US officials have acknowledged they did not expect American forces to be fighting insurgents in Iraq more than a year after last year's invasion that toppled Saddam Hussein.

A mortar strike near a hotel in central Baghdad yesterday killed one child and wounded three people, emergency workers said.

The US military said rebels killed five soldiers in Samarra, north of Baghdad, on Thursday and one died after an ambush in the Iraqi capital, bringing the US combat toll in Iraq to at least 652 since the start of the war.

Bulgaria, which has contributed 470 troops to the US-led multinational force in Iraq, vowed not to bow to demands by the kidnappers of civilian truck drivers Ivailo Kepov and Georgi Lazov, seized after unloading cars in Mosul.

"Bulgaria is a stable state . . . and we cannot expect it would change its foreign policy because of one or another group," the Foreign Minister, Mr Solomon Passy, said.

On Thursday a group led by Jordanian militant Abu Musab al-Zarqawi, which has already beheaded an American and a South Korean in Iraq, said it would kill the Bulgarians within 24 hours unless US-led forces released prisoners.

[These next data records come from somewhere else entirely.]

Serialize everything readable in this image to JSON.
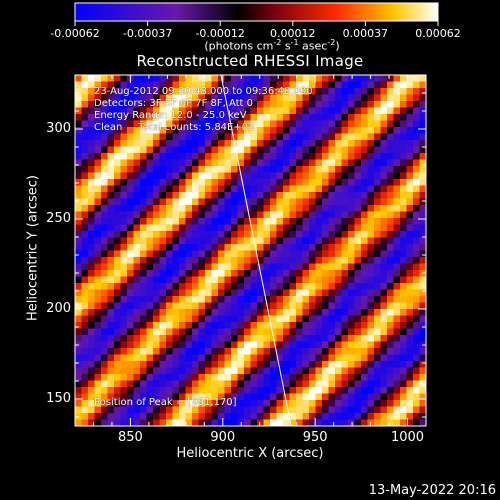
{
  "colorbar": {
    "tick_labels": [
      "-0.00062",
      "-0.00037",
      "-0.00012",
      "0.00012",
      "0.00037",
      "0.00062"
    ],
    "unit_label": "(photons cm<sup>-2</sup> s<sup>-1</sup> asec<sup>-2</sup>)",
    "range": [
      -0.00062,
      0.00062
    ]
  },
  "title": "Reconstructed RHESSI Image",
  "info": {
    "line1": "23-Aug-2012 09:30:48.000 to 09:36:48.000",
    "line2": "Detectors: 3F 5F 6F 7F 8F, Att 0",
    "line3": "Energy Range: 12.0 - 25.0 keV",
    "line4": "Clean     Total counts: 5.84E+03"
  },
  "peak_label": "Position of Peak = [981,170]",
  "footer": "13-May-2022 20:16",
  "chart_data": {
    "type": "heatmap",
    "title": "Reconstructed RHESSI Image",
    "xlabel": "Heliocentric X (arcsec)",
    "ylabel": "Heliocentric Y (arcsec)",
    "xlim": [
      820,
      1010
    ],
    "ylim": [
      135,
      330
    ],
    "x_ticks": [
      850,
      900,
      950,
      1000
    ],
    "y_ticks": [
      150,
      200,
      250,
      300
    ],
    "colormap": "blue-purple-red-yellow-white",
    "pattern": {
      "description_values": "diagonal fringe pattern running from upper-left to lower-right",
      "peak": [
        981,
        170
      ],
      "max_value": 0.00062,
      "min_value": -0.00062
    },
    "solar_limb": [
      [
        899,
        330
      ],
      [
        937,
        135
      ]
    ]
  }
}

The US has branded Zarqawi an al-Qaeda ally and its top target in Iraq with a $25 million bounty.

Masked gunmen threatened in a videotaped message yesterday to kill "the criminal Zarqawi" and his followers. They said they belonged to the Saif al-Allah (Sword of God) group.

There was no way to verify the existence of the group, which threatened in another videotape this week to behead any lawyers who defend Saddam in a future trial.

Saddam, captured by US forces in December, faced an Iraqi judge last week.

Interim Human Rights Minister Mr Bakhtiar Amin said Saddam would get a fair trial in Iraq - rejecting assertions by the former dictator's defence team that this was impossible.

"We have to set a new precedent and we are different from Saddam and his regime. We are all victims and he will be tried fairly," Mr Amin, a Kurd, said.

He said a new law unveiled this week enabling the government to impose a state of emergency had enough checks to prevent any return to the abuses of Saddam's rule.